Thomson interjects, diplomatically. “I trust Alecia’s palate,” she says. “I know she’s looking for balanced wines that feel alive.”

Moore grins, looking back at me. “I know just enough about winemaking to be dangerous.”

Her earlier inclinations may have been too extreme, Moore concedes. “I realized I don’t want to make a ‘cute’ wine — an overly green wine, just to be hip,” she says.

The wine in our glasses — the 2015 Two Wolves Cab Franc, the first release — is not overly green, though devotees of ripe Napa Cabernet might find it anemic. To me it recalls Christmas, fresh evergreen mingled with sweet spice. Fruit, not herb, fills the wine’s core, a juicy explosion of raspberry. The tannins have the tactile grip of velvet.

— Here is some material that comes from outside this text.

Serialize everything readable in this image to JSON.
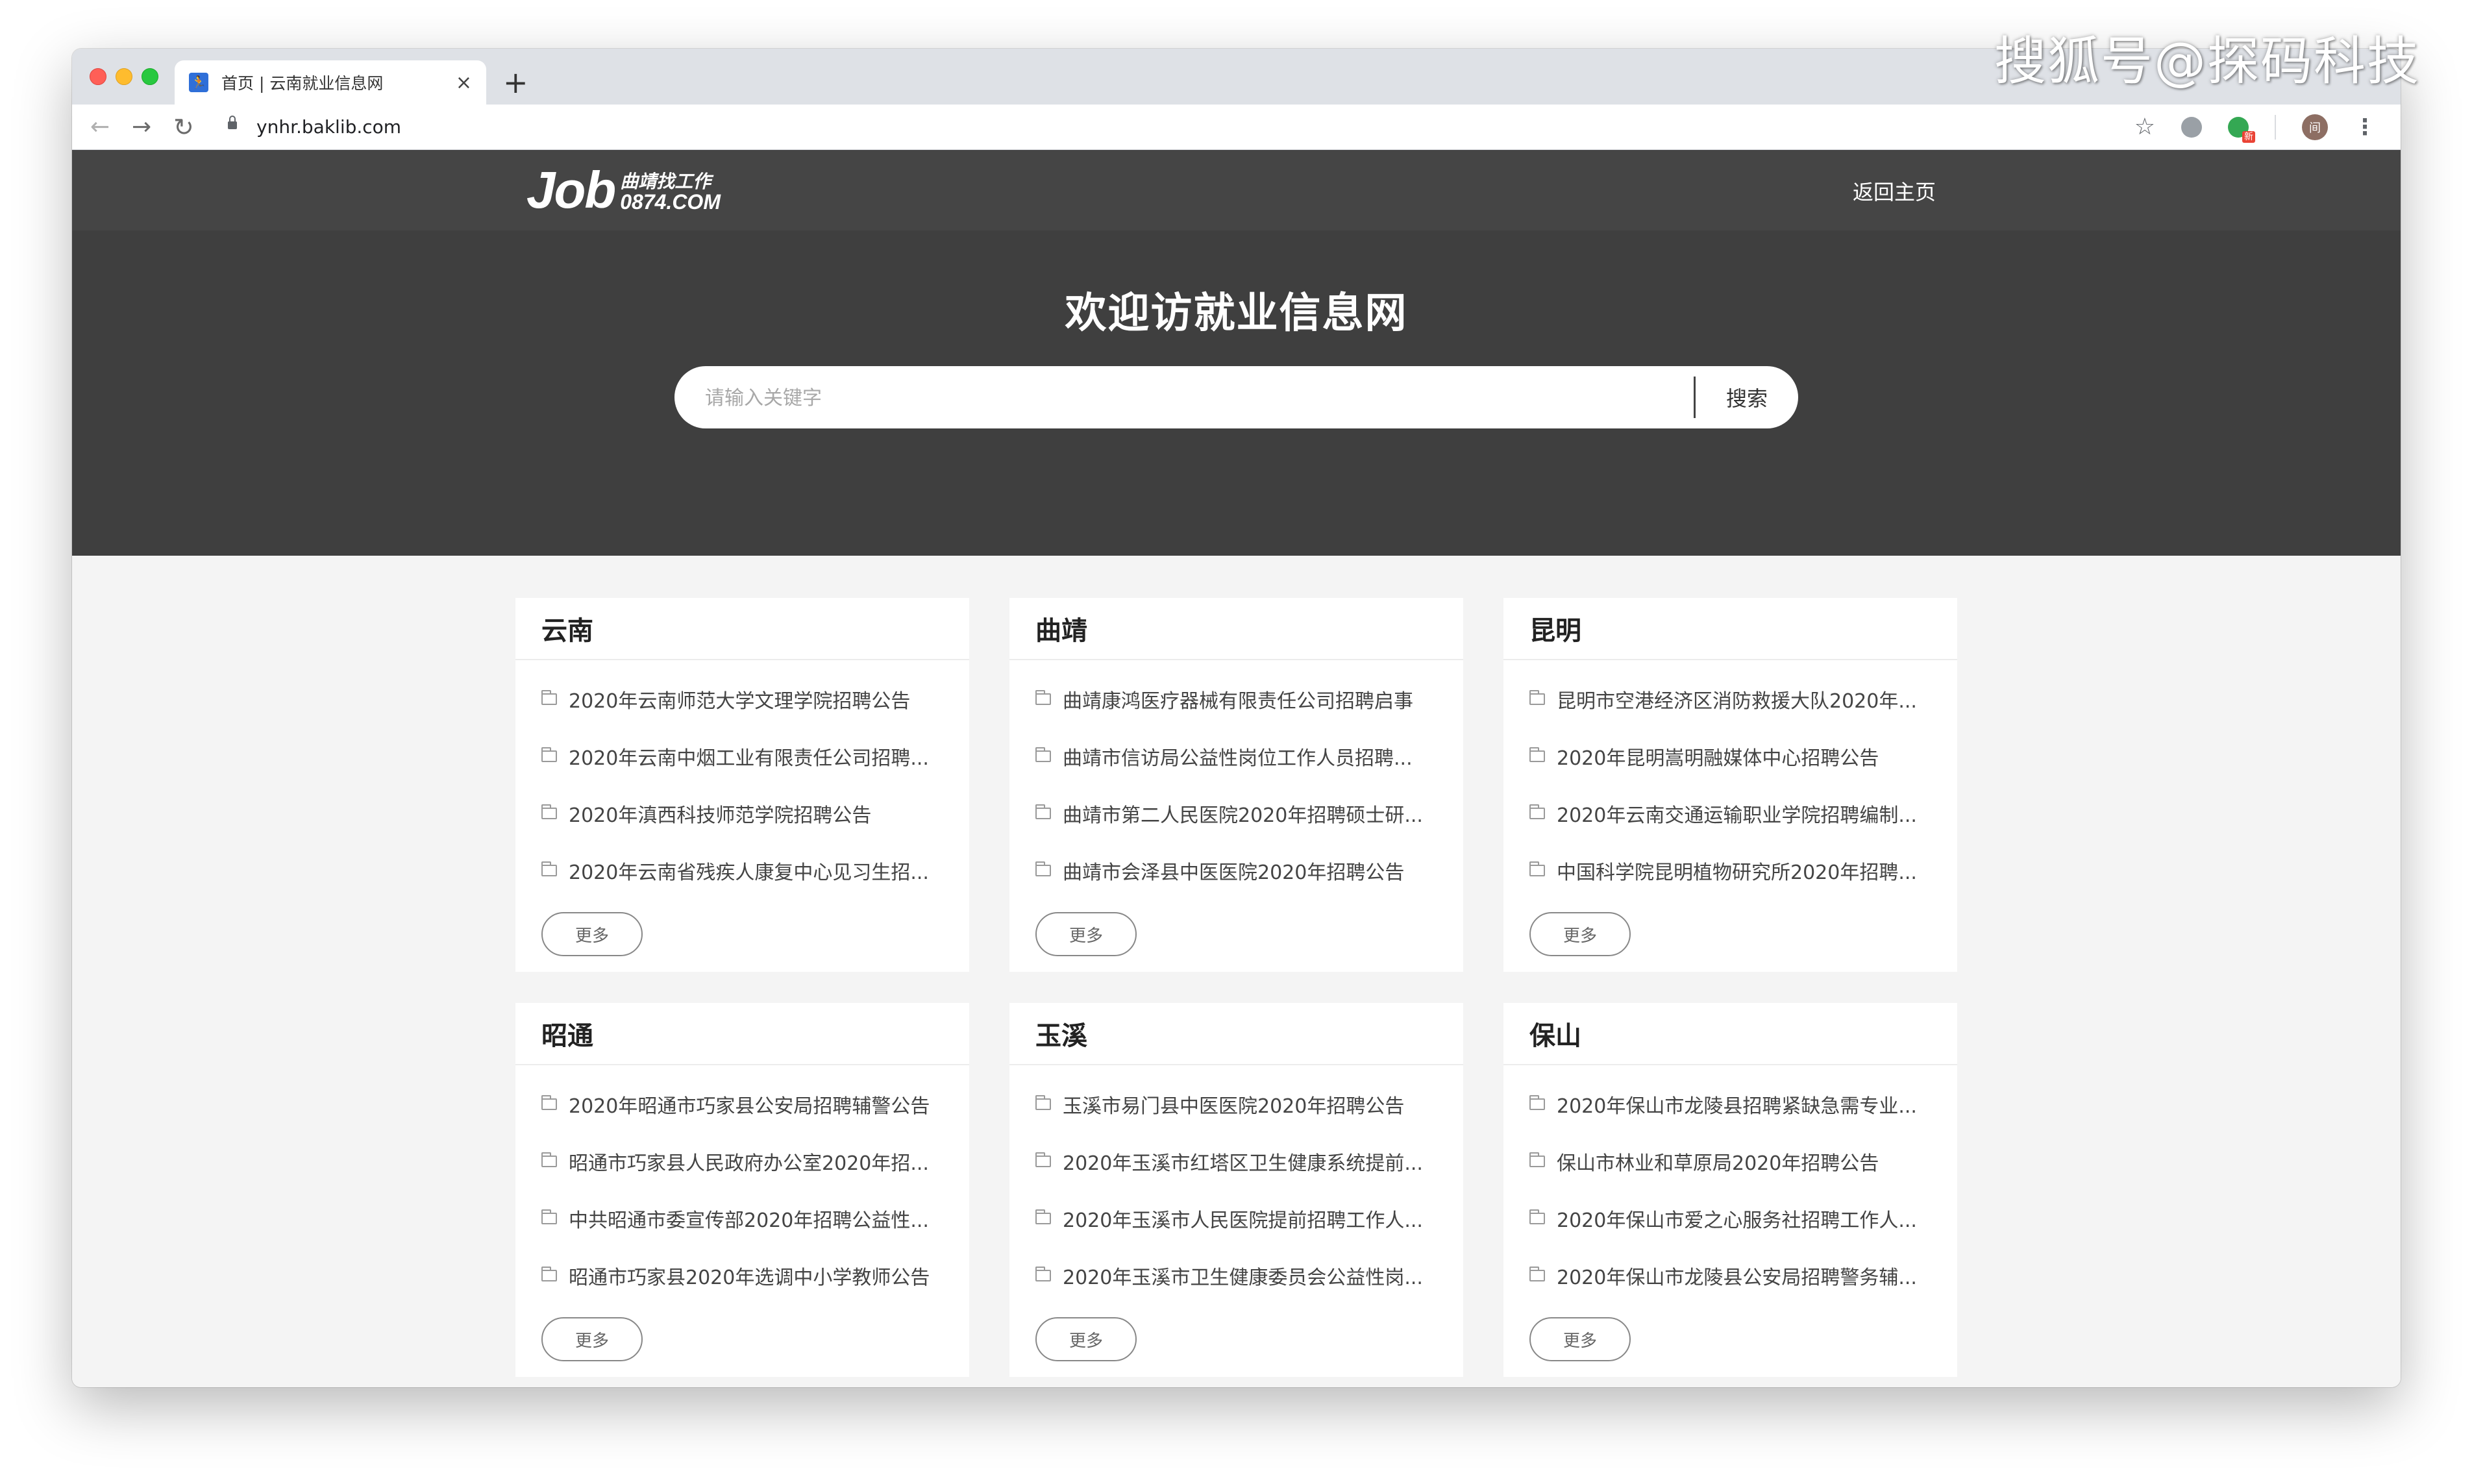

If there’s an opposite of the extracted, bubblegum-pink rosé that the world expects of Pink, the Two Wolves Cabernet Franc is it. It’s edgy, it’s subtle, it’s a little weird. More than anything, it’s a wine that participates in a conversation, a response and homage to wines that Moore has loved. Moore may feel nervous about revealing Two Wolves to the world, but her wine speaks with confidence, plainly announcing a stylistic identity. The fans who flock to stadiums to see Pink perform “What About Us” might not like it. But other people, like me, might.

She’s anxious, sure. But Moore is no stranger to the process of making something that lays bare her soul, then gritting her teeth while she waits for the fallout. “When the cat’s out of the bag, the cat’s out of the bag,” she sighs. “I just really hope people can understand that the wine isn’t a gimmick.”

The secret era has come to an end. Now a whole new, unknown scary part begins. “It’s bittersweet,” Moore says. “The past five years have been a really fun secret life.”



The first batch of Two Wolves wines will be released on Nov. 15, primarily via the winery’s mailing list (www.twowolveswine.com). A small amount of wine will be in distribution only in California. Alecia Moore plans to distribute wine to other markets beginning in 2019. All wines are labeled with the Santa Barbara County AVA, although the estate is located in the county’s sub-AVA of Santa Ynez Valley.

Two Wolves Cabernet Sauvignon 2015 ($90, 14%): Only 30 cases were produced of this wine, which comes from the vineyard’s tightly spaced, low-yielding Block 4. The wine shows Moore’s penchant for herbal tones in Bordeaux varieties. A note of cedar accents the core of bright red fruit. It has heft and structure, though its tannins are tame enough that it would be enjoyable to drink now.

Two Wolves Petit Verdot 2015 ($60, 14.2%): The fullest-bodied wine of the lineup, this Petit Verdot is dense, inky and lush, with a silky mouthfeel. Its vivid flavors move from balsamic blueberries to anise, sage and lavender. Fans of typical California Cabernet might prefer this fruitier, more generous wine to the Two Wolves Cabernet Sauvignon.

Two Wolves Cabernet Franc 2015 ($60, 13.6%): A beautifully herb-doused rendition of the grape variety that Alecia Moore calls “my heart.” The impression of ripe, bright raspberry leads the wine, followed by Christmas-y flavors, a whiff of conifer mingled with warming spices like ginger, cinnamon and nutmeg. It’s a bold wine — not in weight but in style.